Brusquement, le marquis de Tergall interrompit ses lamentations.
– Je perds la tête en ce moment, fit-il, mais il y a de quoi. Vous devez comprendre, monsieur, mon émotion, après ce que je viens de vous dire ? Au fait, vous allez être, vous aussi, mêlé à ces aventures. Vous serez témoin. Vous aurez même à répéter la façon dont je suis venu vous appeler à l’aide, comment vous avez découvert le corps.
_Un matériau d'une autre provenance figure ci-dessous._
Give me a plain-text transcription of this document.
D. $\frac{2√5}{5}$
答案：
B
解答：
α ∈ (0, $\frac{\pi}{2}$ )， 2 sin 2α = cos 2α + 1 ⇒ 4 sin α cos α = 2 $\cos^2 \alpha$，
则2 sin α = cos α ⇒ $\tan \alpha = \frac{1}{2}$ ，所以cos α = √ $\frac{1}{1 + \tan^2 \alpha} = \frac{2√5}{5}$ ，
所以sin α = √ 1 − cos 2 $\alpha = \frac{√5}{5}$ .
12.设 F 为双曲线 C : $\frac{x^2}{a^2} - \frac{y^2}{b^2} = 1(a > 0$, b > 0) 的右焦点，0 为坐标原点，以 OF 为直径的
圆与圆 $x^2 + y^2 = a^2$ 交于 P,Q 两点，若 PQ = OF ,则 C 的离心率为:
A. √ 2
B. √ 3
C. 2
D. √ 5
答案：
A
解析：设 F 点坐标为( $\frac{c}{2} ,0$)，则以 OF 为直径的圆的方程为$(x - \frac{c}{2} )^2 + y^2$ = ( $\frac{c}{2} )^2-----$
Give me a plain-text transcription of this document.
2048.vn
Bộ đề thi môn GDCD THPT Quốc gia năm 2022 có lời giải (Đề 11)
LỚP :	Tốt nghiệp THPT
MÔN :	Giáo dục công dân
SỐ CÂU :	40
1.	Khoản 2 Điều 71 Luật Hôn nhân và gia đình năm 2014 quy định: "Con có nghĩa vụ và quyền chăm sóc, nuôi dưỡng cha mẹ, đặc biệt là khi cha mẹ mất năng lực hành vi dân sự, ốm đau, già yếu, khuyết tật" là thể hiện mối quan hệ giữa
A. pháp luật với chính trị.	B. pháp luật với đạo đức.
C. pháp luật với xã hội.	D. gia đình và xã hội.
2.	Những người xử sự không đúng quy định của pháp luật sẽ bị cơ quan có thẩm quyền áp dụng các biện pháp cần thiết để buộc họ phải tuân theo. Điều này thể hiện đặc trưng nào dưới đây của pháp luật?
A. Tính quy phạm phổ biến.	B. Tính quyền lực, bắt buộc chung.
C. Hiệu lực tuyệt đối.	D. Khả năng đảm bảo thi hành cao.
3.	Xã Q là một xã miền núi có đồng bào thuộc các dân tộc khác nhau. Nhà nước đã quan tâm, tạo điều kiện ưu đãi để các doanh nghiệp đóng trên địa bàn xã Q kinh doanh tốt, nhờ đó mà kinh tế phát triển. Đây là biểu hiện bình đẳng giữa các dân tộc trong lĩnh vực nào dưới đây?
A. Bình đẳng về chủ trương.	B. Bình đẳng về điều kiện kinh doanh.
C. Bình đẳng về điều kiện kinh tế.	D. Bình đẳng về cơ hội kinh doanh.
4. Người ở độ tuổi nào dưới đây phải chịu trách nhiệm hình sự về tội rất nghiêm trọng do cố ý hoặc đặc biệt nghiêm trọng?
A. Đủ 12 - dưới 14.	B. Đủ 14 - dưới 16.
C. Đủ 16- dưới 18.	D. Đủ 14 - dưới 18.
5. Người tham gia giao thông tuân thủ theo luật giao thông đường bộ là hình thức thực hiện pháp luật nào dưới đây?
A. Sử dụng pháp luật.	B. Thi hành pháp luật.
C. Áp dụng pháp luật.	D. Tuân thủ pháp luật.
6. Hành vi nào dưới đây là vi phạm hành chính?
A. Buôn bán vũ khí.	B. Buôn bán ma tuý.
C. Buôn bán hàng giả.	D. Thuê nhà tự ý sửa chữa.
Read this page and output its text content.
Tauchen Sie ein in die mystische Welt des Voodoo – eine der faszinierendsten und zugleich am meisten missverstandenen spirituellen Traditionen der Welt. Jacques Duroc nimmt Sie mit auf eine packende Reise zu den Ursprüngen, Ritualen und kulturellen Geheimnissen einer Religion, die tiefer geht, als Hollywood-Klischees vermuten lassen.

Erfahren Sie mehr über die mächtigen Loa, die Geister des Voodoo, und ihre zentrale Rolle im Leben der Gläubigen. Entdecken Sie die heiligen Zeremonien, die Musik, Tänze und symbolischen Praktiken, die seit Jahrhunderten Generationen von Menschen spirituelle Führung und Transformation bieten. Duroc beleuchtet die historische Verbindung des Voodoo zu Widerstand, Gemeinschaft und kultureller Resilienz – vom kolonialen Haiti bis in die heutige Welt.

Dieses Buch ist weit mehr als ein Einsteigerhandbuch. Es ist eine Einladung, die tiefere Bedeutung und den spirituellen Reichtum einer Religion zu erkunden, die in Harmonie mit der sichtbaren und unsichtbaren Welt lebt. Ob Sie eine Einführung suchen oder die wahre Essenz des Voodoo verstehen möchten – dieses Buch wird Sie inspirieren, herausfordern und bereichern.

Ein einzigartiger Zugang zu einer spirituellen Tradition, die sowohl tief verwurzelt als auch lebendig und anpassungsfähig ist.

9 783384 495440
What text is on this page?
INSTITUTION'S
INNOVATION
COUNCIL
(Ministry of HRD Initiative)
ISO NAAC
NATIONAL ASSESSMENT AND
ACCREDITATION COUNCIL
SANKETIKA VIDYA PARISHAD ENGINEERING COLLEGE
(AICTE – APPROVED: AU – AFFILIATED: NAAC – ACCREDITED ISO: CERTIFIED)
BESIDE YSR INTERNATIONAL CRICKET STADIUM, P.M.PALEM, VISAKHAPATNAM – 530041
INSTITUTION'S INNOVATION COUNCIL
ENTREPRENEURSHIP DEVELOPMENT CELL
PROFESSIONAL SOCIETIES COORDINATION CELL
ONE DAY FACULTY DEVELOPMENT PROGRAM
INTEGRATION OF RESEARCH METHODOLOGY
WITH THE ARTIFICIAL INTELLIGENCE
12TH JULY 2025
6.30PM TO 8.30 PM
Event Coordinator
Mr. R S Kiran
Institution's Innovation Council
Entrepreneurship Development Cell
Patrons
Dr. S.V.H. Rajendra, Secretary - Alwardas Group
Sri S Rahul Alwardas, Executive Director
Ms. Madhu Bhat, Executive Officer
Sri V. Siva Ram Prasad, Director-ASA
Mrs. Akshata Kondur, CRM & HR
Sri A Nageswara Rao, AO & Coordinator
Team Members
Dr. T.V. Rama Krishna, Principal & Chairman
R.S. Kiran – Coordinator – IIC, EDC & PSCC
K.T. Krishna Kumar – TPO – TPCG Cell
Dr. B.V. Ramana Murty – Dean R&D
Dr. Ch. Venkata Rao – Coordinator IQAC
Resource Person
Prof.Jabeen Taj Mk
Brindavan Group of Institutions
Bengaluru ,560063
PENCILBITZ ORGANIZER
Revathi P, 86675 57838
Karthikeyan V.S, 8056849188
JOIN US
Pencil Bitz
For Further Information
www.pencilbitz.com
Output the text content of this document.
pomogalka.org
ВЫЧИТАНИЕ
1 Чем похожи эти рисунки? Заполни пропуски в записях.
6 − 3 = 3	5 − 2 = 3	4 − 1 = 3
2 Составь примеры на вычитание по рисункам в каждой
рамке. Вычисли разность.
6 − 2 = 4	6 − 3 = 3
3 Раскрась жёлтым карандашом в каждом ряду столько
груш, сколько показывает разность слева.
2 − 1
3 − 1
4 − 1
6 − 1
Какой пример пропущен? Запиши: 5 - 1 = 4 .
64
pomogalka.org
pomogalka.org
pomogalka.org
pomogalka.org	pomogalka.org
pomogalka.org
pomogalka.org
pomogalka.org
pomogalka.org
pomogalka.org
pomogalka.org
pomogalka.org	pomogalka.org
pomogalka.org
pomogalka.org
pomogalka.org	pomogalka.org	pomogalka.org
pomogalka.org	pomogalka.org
Vous êtes pour longtemps à Saint-Calais ? Vous appartenez probablement à une maison de commerce ? Vous êtes voyageur ? Non ?
Or, tandis que le marquis de Tergall parlait, à tort et à travers, Fantômas, de plus en plus anxieux, comprenant qu’il ne pouvait songer cette fois à se rendre libre en tuant les deux hommes qui l’accompagnaient, surveillait de temps à autre le visage du châtelain, l’attitude du voiturier aussi.
Comme M. de Tergall posait la question : « Vous êtes voyageur de commerce, sans doute ? » Fantômas crut voir qu’une certaine curiosité, une curiosité amusée, presque un sourire, passait sur le visage du conducteur. Fantômas sentit une sueur froide lui perler aux tempes. Que devait-il répondre ? La question qui lui était adressée ne permettait plus une phrase de doute, une phrase vague. Qui était-il ? Il fallait le dire.
Or, non seulement Fantômas ne savait quoi répondre, mais encore il réfléchissait qu’il devait répondre sans hésitation, avec exactitude, car si lui ignorait le personnage qu’il était, le voiturier, en revanche, semblait parfaitement le savoir.
Terrible minute, pour le bandit. Fantômas eut nettement conscience que son imposture allait éclater.
Soudain, l’idée d’une ruse lui monta à l’esprit :
– Ma carte vous renseignera, monsieur.
Fantômas déboutonna son pardessus, fouilla d’une main fébrile dans la poche de son veston.
– Sacrédié, songeait en cet instant le Roi du Crime, le Maître de l’Épouvante, que le cric me croque, l’homme que j’ai assassiné devait bien posséder un portefeuille. Crénom de nom de d’la, vivement ma carte de visite.
Effectivement, il y avait dans la poche de son veston un portefeuille de cuir noir, et dans une pochette du portefeuille de cuir noir, des cartes de visite. Fantômas en prit une, il allait la lire, mais déjà M. de Tergall avançait la main.
Fantômas donna le bristol sans avoir eu le temps de se renseigner lui-même. Or, à peine le marquis de Tergall eut-il saisi le carton gravé qu’une exclamation s’échappa de ses lèvres.
– Quoi ? faisait-il, vous êtes M. Pradier ? M. Pradier, le nouveau juge d’instruction ? le successeur de M. Morel ? Vous êtes M. Pradier ? M. Charles Pradier ?
Que put répondre le bandit, sinon :
– Mais oui, monsieur. Mais oui, je suis en effet M. Pradier, Charles Pradier, le nouveau juge d’instruction.